Abstract

The guaranteed delivery of application packets from source to destination in a network-on-chip (NoC) is increasingly becoming an essential design issue. Channel faults may cause a significant amount of packet loss and subsequently degrade the system’s performance. In particular, open-channel defects threaten the loss of reliability, yield, and service quality. Hence, their detection and localization during the system’s runtime are highly needed. However, coexistent short-channel faults might mitigate the threats to a certain extent. This paper presents a low-cost test method that detects open-channel faults to preserve the connectivity between a source and destination pair in NoCs.
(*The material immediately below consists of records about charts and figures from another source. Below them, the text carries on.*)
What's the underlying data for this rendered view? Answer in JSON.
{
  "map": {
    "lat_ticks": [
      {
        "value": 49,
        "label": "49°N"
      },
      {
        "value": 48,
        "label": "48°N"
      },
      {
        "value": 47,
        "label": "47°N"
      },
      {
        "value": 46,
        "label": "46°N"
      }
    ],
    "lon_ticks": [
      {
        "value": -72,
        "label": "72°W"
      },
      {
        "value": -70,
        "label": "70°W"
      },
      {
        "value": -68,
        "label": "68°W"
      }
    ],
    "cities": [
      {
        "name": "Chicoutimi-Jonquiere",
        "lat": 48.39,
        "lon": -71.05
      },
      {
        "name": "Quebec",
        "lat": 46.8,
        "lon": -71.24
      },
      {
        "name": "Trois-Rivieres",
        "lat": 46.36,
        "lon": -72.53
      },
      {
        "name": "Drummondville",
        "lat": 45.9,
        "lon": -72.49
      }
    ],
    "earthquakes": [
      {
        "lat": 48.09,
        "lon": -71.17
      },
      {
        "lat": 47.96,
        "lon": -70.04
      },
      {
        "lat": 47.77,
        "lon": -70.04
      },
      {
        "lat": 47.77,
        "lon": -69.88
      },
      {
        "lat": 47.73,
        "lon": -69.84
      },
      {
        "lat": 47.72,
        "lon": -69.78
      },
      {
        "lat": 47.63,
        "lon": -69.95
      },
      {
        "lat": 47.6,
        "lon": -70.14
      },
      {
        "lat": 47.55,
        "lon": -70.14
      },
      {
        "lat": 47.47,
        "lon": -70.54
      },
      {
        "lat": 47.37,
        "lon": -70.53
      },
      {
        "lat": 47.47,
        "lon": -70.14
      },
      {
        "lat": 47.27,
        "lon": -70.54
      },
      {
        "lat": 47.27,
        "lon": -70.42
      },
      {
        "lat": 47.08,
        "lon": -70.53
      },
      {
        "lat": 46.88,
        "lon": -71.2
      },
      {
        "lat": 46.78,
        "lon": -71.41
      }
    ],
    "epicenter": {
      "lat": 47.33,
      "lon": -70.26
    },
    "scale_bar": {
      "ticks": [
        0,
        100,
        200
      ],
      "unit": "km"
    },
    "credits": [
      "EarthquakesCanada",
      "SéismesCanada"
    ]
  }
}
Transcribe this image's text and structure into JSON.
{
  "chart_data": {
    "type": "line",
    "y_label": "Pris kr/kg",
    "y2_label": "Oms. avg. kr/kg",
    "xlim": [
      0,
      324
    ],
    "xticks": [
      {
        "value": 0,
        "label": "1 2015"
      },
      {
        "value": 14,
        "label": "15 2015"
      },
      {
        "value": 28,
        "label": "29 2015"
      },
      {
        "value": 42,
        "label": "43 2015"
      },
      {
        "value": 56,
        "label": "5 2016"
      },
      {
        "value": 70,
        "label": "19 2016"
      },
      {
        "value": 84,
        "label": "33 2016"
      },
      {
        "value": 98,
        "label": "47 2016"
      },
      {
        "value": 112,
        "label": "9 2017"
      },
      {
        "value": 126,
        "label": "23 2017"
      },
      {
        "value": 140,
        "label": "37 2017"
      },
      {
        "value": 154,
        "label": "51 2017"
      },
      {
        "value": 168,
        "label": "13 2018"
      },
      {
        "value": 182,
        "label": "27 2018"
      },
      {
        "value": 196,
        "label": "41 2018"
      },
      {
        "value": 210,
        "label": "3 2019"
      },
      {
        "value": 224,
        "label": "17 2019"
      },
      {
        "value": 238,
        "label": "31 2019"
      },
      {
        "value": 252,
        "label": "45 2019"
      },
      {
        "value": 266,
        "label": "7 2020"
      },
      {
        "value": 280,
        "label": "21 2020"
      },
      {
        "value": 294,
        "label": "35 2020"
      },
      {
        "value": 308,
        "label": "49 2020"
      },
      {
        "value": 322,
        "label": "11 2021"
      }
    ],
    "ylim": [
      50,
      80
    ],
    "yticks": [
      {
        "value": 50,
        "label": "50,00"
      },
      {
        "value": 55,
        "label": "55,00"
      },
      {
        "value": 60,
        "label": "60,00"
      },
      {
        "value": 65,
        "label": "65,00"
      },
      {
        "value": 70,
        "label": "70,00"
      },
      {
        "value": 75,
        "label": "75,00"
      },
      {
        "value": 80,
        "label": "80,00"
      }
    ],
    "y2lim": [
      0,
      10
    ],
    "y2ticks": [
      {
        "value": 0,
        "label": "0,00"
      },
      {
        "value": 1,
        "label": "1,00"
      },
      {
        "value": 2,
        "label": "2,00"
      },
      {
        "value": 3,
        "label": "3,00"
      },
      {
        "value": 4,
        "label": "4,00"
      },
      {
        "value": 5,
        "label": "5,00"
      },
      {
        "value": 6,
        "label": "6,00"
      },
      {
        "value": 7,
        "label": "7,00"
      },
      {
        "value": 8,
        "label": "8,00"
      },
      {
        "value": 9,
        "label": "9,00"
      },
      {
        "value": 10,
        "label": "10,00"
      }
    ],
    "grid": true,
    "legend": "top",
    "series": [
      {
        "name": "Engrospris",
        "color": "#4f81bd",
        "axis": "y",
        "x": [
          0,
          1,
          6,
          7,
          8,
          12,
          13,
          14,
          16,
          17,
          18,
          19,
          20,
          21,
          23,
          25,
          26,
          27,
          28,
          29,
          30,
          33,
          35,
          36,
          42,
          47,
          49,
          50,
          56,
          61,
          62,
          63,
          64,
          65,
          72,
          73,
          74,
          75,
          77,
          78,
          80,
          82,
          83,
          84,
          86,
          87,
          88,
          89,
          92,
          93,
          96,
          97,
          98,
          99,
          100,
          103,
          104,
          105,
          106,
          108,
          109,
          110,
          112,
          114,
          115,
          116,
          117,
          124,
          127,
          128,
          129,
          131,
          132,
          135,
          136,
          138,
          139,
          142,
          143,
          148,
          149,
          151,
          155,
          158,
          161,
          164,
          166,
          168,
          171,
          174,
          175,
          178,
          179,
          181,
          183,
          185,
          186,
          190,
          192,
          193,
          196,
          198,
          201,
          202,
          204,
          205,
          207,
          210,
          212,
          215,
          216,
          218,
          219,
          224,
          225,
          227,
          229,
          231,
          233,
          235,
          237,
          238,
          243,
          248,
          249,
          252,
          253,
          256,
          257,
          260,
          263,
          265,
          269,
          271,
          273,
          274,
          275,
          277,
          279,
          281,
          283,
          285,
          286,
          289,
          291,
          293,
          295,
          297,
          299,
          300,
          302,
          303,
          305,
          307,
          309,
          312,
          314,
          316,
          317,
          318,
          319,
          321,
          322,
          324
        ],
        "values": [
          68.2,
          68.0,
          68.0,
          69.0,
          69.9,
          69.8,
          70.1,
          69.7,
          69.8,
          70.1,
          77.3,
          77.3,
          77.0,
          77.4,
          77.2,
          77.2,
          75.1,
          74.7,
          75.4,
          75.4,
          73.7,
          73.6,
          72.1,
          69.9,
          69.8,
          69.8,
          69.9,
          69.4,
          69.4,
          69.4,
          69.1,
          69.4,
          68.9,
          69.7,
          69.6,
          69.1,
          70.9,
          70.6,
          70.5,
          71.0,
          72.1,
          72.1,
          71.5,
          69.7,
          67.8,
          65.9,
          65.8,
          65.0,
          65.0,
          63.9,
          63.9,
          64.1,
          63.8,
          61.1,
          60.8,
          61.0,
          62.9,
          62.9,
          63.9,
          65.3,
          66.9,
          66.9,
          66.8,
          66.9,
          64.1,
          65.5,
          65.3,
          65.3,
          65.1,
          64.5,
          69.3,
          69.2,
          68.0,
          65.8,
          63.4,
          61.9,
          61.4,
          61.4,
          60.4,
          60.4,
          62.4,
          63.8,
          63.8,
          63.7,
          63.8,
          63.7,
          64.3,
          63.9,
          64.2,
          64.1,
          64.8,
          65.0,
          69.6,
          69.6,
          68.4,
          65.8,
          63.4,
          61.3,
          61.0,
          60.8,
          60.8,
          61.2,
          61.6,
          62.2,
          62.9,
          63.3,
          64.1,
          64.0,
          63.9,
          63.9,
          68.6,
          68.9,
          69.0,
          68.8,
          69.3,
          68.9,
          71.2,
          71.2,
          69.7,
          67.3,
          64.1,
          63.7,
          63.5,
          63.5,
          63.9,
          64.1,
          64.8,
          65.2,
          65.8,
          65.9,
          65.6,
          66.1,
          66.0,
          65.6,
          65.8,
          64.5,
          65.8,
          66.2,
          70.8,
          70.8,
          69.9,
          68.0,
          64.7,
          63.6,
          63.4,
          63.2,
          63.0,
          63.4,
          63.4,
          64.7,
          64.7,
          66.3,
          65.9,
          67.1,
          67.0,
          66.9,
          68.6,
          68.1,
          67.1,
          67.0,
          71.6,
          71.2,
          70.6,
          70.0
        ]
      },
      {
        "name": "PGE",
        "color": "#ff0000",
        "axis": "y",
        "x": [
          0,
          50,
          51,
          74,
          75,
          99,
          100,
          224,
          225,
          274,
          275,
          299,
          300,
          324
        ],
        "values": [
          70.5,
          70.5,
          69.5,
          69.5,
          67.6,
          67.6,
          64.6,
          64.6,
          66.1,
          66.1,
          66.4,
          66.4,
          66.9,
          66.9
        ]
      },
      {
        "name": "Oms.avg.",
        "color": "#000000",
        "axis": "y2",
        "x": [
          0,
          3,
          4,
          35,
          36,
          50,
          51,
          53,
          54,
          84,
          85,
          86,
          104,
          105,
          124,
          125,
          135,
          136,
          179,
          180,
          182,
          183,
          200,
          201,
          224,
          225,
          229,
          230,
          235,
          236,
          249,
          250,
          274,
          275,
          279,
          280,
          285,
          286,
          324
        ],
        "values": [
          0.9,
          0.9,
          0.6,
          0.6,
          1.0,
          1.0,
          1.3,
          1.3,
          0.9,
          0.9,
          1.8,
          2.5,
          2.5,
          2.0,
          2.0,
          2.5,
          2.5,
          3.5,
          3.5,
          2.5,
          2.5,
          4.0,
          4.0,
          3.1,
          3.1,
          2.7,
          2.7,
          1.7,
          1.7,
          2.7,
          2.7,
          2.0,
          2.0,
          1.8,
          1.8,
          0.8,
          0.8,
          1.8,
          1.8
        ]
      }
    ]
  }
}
The procedure is extended to address the channel’s self-repairing mode by covering the short-channel defects via fault masking. Further, a fully distributed test-scheduling technique named “Sixer” is presented to reduce the test cost and make the scheme scalable with NoCs. Experimental results show hardware synthesis incurs nearly 6.72% and 21.85% area overhead while single and multiple channel-fault models are assumed, respectively. The test method takes 8 and 38 clocks for the same fault models. Also, fault simulation shows full and (nearly 95%) fault coverage for these models. Online evaluation of the “Sixer” reveals various performance metrics. A detailed comparison study shows the proposed scheme improves hardware area and test-time overhead up to 66.12% and 97%, respectively. Simultaneously, performance overhead is improved by 43.78%, 54.75%, and 62.97% concerning packet loss, latency, and energy consumption, respectively.